あらゆる差別に"NO"を! "ヘイトスピーチ"へのカウンター行動から生まれた「OSAKA AGAINST RACISM 仲良くしようぜパレード」

取材・文/ 西岡研介
朝方は雲の切れ間からわずかに差す程度だった陽の光は、昼ごろからジリジリとアスファルトを焦がし始め、この日の大阪の最高気温は35度に達した。
その蒸すような暑さに包まれた大阪の、キタからミナミを貫くメインストリートに、軽快な音楽に乗ったシュプレヒコールが響く。
「差別をなくそう!」
「仲良くしようぜ!」
巨大スピーカーを積んだサウンドカーの後ろには、「OSAKA AGAINST RACISM」の横断幕。その後ろを「ヘイトスピーチはアカン」、「ココロの国境をなくそう」などのメッセージが書かれたプラカードを持った人々が歩き、沖縄の伝統舞踊「エイサー」隊や、思い思いの楽器を手にしたサウンド隊が続く。しんがりは民族衣装を身にまとった「朝鮮王朝楽隊」だ。

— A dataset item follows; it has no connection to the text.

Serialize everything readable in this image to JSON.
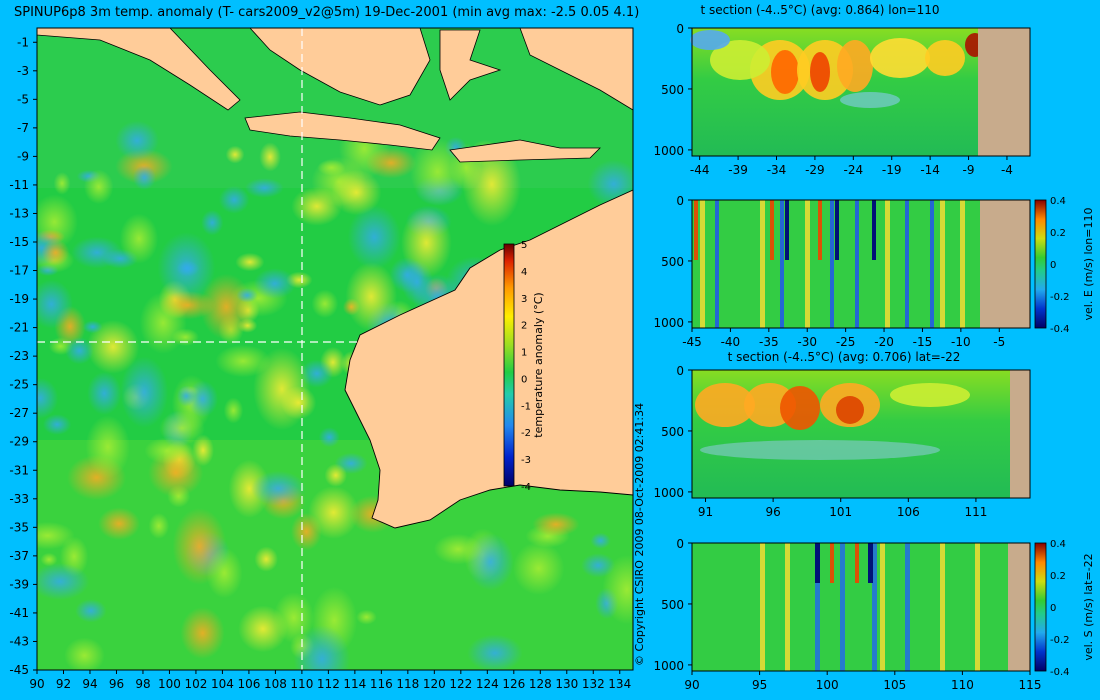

参院選最後の日曜日となった7月14日、大阪・御堂筋で行われた「OSAKA AGAINST RACISM 仲良くしようぜパレード」。
3連休の中日、家族連れやカップルで賑わう御堂筋に突如現れた、この賑やかで色鮮やかな約700人の集団に、沿道の人々は足を止め、すれ違う外国人観光客はピースサインで応えた。

"汚れた言葉"への「カウンター行動」
が、この大阪のメインストリートには2ヵ月前、憎悪の言葉が撒き散らされていた。
「朝鮮人を殺せ!」
「在日を日本から叩き出せ!」
「在特会」(在日特権を許さない市民の会)などのレイシスト(人種差別主義者)によるヘイトスピーチ(人種や民族など生まれ持った属性を理由に人を侮蔑し、差別感情や憎悪を煽りたてる表現行為)である。
それまでインターネットの掲示板に満ちていたそれらの"汚れた言葉"の数々が、東京・新大久保や大阪・鶴橋など、在日韓国・朝鮮人(以下「在日」と略)やニューカマーが多く住む街にまで流れ出し、そこに住む人々、あるいは道行く人たちの心を傷つけ始めたのは、今年に入ってからのことだった。
そのヘイトクライム(憎悪犯罪)の"主犯格"ともいえる「在特会」ら、いわゆる「ネトウヨ(ネット右翼)」の生い立ちや習性、特殊な思考回路については安田浩一さんの『ネットと愛国―在特会の「闇」を追いかけて』(講談社刊)に詳しいのでそちらに譲るが、今年2月ごろから、彼らのヘイトスピーチを封じ込めようという動きが東京や関西で起こり始めた。
彼らが街に差別や憎悪をまき散らすのを放置できなくなった人々が、彼らと路上で真正面から対峙し、ヘイトスピーチを阻止する、いわゆる「カウンター行動」である。「カウンター」というだけに、在特会などのデモや「街宣」を迎え撃つ形で行われるのだが、回を追うごとに参加者が増え、今ではレイシスト側を圧倒しているのが現状だ。
そしてこれらのカウンター行動の中から生まれたのがこの日、大阪で行われた「パレード」だった。